Now, what does that all have to do with blogging you ask? Simply this, I feel as though my spirit is broken and I don't want to talk about that. Above all else, I am a Christian. I love Jesus Christ with all I am and am dreadfully fearful of bringing dishonor to His Name. I find that I am often afraid to be real. What if I give someone the idea that Jesus is somehow deficient because I am deficient? What if someone should decide that Jesus isn't for them because I'm having such a difficult time dealing with my life's issues?
I often struggle with sharing my feelings because they are such a dichotomy. In one instance, I can be both dreadfully sad and disparaging, while at the same time feel great joy for other things going on in my life. I struggle with how to find a balance in all of that. Do I deny the sadness and despair and focus only on the joy; or do I focus on the sadness and give a lesser acknowledgement to the joy? Where is the balance? How can I be at both ends of the spectrum at once?
Momma used to tell me that being a woman meant I could feel deeper because God gave women that ability. Is this what she was referring to? It this feeling both ends of the spectrum at one time the 'deeper' feeling she was talking about? What I would give just to sit down and talk to Momma for just an hour! But that, like so much else in my life, will not be again on this earth. Why didn't I take more care to talk to Momma and glean all the wisdom she had acquired before she left? I knew she was terminal; why did I waste that opportunity?
The same is true with Terry and Daddy. I knew they were dying. Why didn't I talk to them more about the things that really matter? What was I thinking on all those days when I let hours slip by me without sitting with them and talking about the lessons they had learned from life? Or, what about the joys, and sorrows, we had shared? Why didn't I talk about all of that with them more? I had the opportunity; God gave me the gift of that time. Why didn't I use it better?

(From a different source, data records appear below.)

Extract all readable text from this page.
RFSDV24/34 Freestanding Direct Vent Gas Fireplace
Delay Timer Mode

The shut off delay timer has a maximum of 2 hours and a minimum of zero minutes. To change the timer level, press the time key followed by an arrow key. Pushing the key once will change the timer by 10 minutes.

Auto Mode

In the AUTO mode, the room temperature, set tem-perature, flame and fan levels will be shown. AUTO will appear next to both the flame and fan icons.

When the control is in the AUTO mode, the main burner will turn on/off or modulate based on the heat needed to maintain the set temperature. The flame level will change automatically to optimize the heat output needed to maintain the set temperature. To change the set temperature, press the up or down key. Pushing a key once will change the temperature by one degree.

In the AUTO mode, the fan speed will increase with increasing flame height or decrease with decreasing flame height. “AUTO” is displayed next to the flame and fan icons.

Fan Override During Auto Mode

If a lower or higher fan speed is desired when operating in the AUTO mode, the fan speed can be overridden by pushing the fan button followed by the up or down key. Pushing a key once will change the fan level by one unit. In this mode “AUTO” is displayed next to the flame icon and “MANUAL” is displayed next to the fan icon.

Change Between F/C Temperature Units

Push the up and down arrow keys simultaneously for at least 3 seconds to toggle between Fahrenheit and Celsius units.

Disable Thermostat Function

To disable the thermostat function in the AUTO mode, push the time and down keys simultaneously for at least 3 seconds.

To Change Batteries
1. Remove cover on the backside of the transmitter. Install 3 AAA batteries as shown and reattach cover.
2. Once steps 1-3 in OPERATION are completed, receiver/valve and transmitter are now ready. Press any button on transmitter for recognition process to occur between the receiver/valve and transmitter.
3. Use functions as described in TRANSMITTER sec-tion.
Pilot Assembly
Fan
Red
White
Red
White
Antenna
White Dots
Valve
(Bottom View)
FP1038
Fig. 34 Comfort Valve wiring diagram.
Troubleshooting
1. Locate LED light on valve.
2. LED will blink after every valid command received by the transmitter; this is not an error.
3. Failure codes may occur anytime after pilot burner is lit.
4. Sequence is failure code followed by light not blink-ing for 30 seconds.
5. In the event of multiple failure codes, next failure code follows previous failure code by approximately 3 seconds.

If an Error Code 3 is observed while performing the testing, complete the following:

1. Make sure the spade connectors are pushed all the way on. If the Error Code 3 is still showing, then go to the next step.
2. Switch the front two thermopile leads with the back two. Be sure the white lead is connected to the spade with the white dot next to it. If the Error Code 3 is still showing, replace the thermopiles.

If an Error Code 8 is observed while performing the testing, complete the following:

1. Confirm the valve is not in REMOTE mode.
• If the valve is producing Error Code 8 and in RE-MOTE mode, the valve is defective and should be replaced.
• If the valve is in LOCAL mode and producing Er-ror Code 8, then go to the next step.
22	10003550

As I think this out and write, I realize I am much less 'through' my grieving process than I thought. I've just let it pile up because I didn't know how to deal with the grief and keep doing for the next one in line. Now, it's all piled up and I have no idea where to begin to unravel it.
So, this little excursion into blogging on this night has brought me to a great realization.........I am a liar. I have lied to all the people who have asked "How are you" and I have answered "Good". The truth is, I don't know how I'm doing; I really don't. Therefore, my goal for 2012 is to find out how I am doing and to deal with all this piled up emotion and to do so in a real way......good, bad or otherwise.